Connecticut Awards $360K to Municipalities for New Diesel Vehicle Purchases

January 16, 2013

Connecticut’s Department of Energy and Environmental Protection (DEEP) announced grants of $360,000 to seven Connecticut municipalities that will use the funds to replace older diesel trucks with new vehicles that burn fuel cleaner and more efficiently. The pollution controls on these vehicles are expected to help Connecticut achieve its clean air goals. The funds are from a settlement of a case involving environmental violations with American Electric Power Service Corporation, Columbus, Ohio and are required to be used to reduce diesel emissions in heavy traffic areas in environmental justice communities, according to a release from the State.

The seven grant recipients are:

Recipient

Grant Amount

Type of Vehicle

City of Stamford

$83,466.75

Refuse Collection Vehicle

Town of Wethersfield

$50,688.50

Maintenance/Snow Plowing Truck

Borough of Naugatuck

$50,000.00

Maintenance/Snow Plowing Truck

City of Waterbury

$46,643.00

Refuse Collection/Snow Plowing Truck

Town of Plainville

$45,000.00

Maintenance/Snow Plowing Truck

Town of Enfield

$43,000.00

Maintenance/Snow Plowing Truck

City of Middletown

$41,201.75

Construction/Snow Plowing Truck

 

Environmental justice communities are neighborhoods in which residents are subjected to unusually high levels of pollution from factories, power plants, highways, or other sources. Residents of such communities receive special protection because they often lack the economic means to decrease their exposure to pollution. In Connecticut, environmental justice communities include the Connecticut Department of Economic and Community Development (DECD) list of distressed municipalities, as well as defined census block groups with 30% of their population living below 200% of the federal poverty level.

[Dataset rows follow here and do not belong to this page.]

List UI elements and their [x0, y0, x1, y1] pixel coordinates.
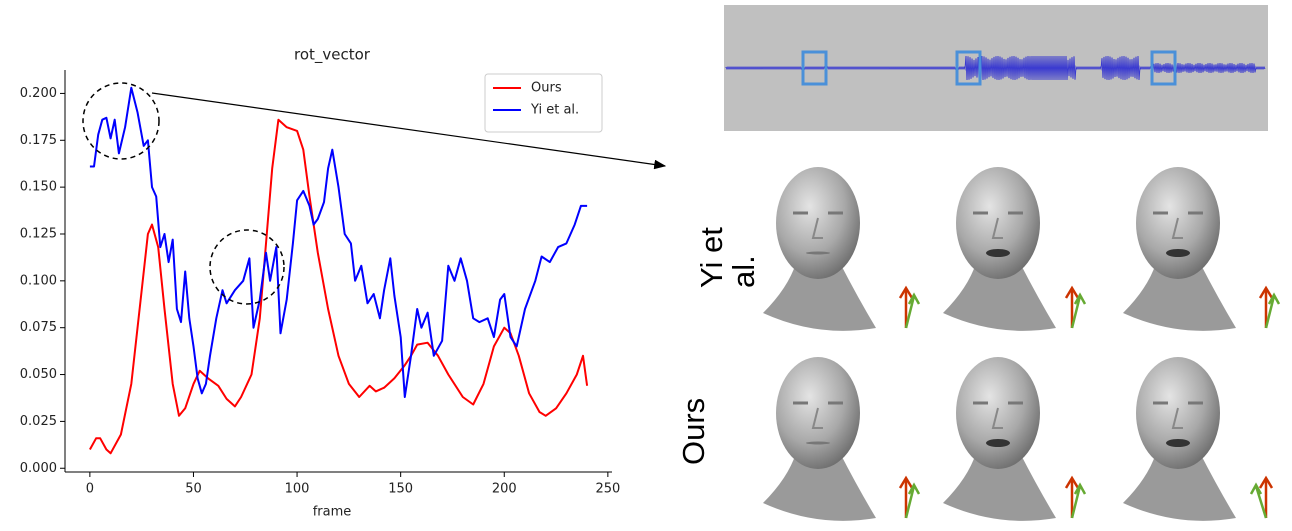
x-tick-label: 100 [285, 482, 310, 497]
chart: rot_vector frame 0 50 100 150 200 250 0.000 0.0… [0, 0, 1292, 531]
row-label: Ours [678, 405, 744, 465]
face-render [943, 167, 1085, 331]
axis-arrow [1256, 486, 1266, 518]
x-tick-label: 200 [492, 482, 517, 497]
line-series [90, 88, 587, 397]
x-axis-label: frame [313, 505, 352, 520]
face-render [1123, 167, 1279, 331]
x-tick-label: 250 [595, 482, 620, 497]
mouth [806, 442, 830, 445]
face-render [763, 167, 919, 331]
y-tick-label: 0.175 [20, 133, 57, 148]
row-label: Yi et al. [696, 192, 762, 288]
chart-title: rot_vector [294, 46, 371, 65]
head [956, 357, 1040, 469]
mouth [1166, 249, 1190, 257]
mouth [806, 252, 830, 255]
y-tick-label: 0.200 [20, 86, 57, 101]
mouth [986, 439, 1010, 447]
legend-label: Yi et al. [530, 103, 579, 118]
face-render [943, 357, 1085, 521]
head [1136, 357, 1220, 469]
head [776, 167, 860, 279]
y-tick-label: 0.025 [20, 414, 57, 429]
line-series [90, 120, 587, 454]
y-tick-label: 0.100 [20, 273, 57, 288]
x-tick-label: 0 [86, 482, 94, 497]
head [1136, 167, 1220, 279]
figure: rot_vector frame 0 50 100 150 200 250 0.000 0.0… [0, 0, 1292, 531]
mouth [986, 249, 1010, 257]
head [776, 357, 860, 469]
face-render [1123, 357, 1272, 521]
legend-label: Ours [531, 81, 562, 96]
x-tick-label: 50 [185, 482, 202, 497]
y-tick-label: 0.125 [20, 226, 57, 241]
y-tick-label: 0.075 [20, 320, 57, 335]
y-tick-label: 0.150 [20, 180, 57, 195]
mouth [1166, 439, 1190, 447]
head [956, 167, 1040, 279]
face-render [763, 357, 919, 521]
y-tick-label: 0.000 [20, 461, 57, 476]
x-tick-label: 150 [388, 482, 413, 497]
y-tick-label: 0.050 [20, 367, 57, 382]
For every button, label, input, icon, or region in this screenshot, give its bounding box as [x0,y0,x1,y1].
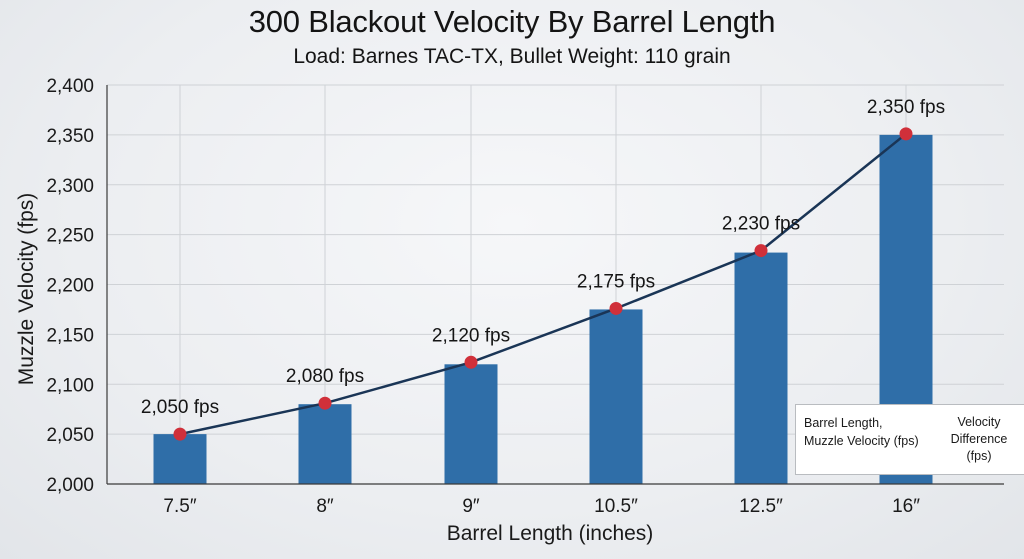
legend-right-line: Difference [950,432,1008,446]
bar [153,434,207,484]
legend-right-text: Velocity Difference (fps) [938,414,1020,465]
data-label: 2,175 fps [577,271,655,292]
x-tick-label: 10.5″ [594,496,638,517]
data-label: 2,080 fps [286,366,364,387]
legend-left-line: Barrel Length, [804,416,883,430]
y-tick-label: 2,300 [46,176,94,197]
x-tick-label: 7.5″ [163,496,196,517]
data-point [173,427,187,441]
legend-left-line: Muzzle Velocity (fps) [804,434,919,448]
bar [298,404,352,484]
y-tick-label: 2,250 [46,226,94,247]
data-label: 2,350 fps [867,97,945,118]
x-tick-label: 9″ [462,496,480,517]
chart-subtitle: Load: Barnes TAC-TX, Bullet Weight: 110 … [293,45,731,68]
data-point [754,244,768,258]
line-layer [173,127,913,441]
y-tick-label: 2,000 [46,475,94,496]
data-label: 2,230 fps [722,214,800,235]
x-tick-label: 12.5″ [739,496,783,517]
bar [589,309,643,484]
y-tick-label: 2,400 [46,76,94,97]
x-axis-title: Barrel Length (inches) [447,522,654,545]
data-point [464,355,478,369]
y-tick-label: 2,100 [46,375,94,396]
data-point [609,301,623,315]
legend-right-line: Velocity [957,415,1001,429]
y-tick-label: 2,050 [46,425,94,446]
axis-layer: 2,000 2,050 2,100 2,150 2,200 2,250 2,300 2,350… [46,76,1004,517]
x-tick-label: 8″ [316,496,334,517]
data-point [318,396,332,410]
data-label: 2,120 fps [432,325,510,346]
legend: Barrel Length, Muzzle Velocity (fps) Vel… [795,404,1024,475]
y-tick-label: 2,200 [46,276,94,297]
legend-left-text: Barrel Length, Muzzle Velocity (fps) [804,414,919,450]
y-axis-title: Muzzle Velocity (fps) [15,193,38,386]
x-tick-label: 16″ [892,496,920,517]
label-layer: 2,050 fps 2,080 fps 2,120 fps 2,175 fps 2,23… [141,97,945,418]
trend-line [179,132,907,436]
data-label: 2,050 fps [141,397,219,418]
y-tick-label: 2,350 [46,126,94,147]
legend-right-line: (fps) [966,449,992,463]
data-point [899,127,913,141]
y-tick-label: 2,150 [46,325,94,346]
chart-title: 300 Blackout Velocity By Barrel Length [248,4,776,39]
bar [734,252,788,484]
bar [444,364,498,484]
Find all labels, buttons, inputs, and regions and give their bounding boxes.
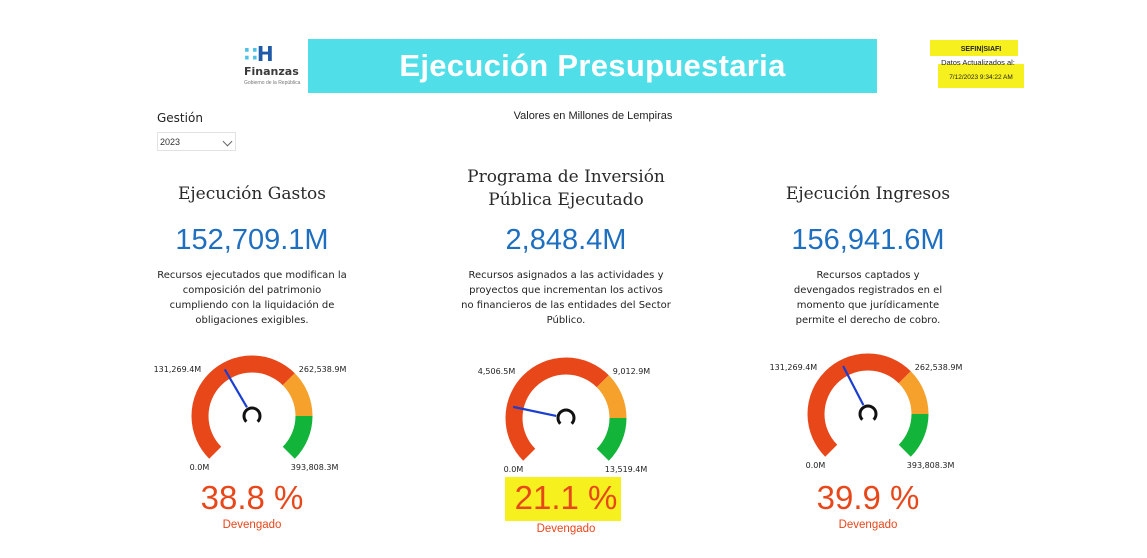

DEEP’s program for reducing diesel pollution was set out in the Connecticut Clean Diesel Plan. Initial clean diesel efforts prioritized the installation of emission controls on school buses because of health risks posed to children by diesel exhaust. A variety of funding sources were leveraged to reduce children’s exposure to fine particulate matter in diesel exhaust. With increased funding available from the federal Diesel Emission Reduction Act (DERA), DEEP has broadened the scope of its efforts by encouraging the installation of emission controls on trucks and construction equipment, replacing aging diesel trucks and engines, upgrading engines to meet current emission standards and reducing idling.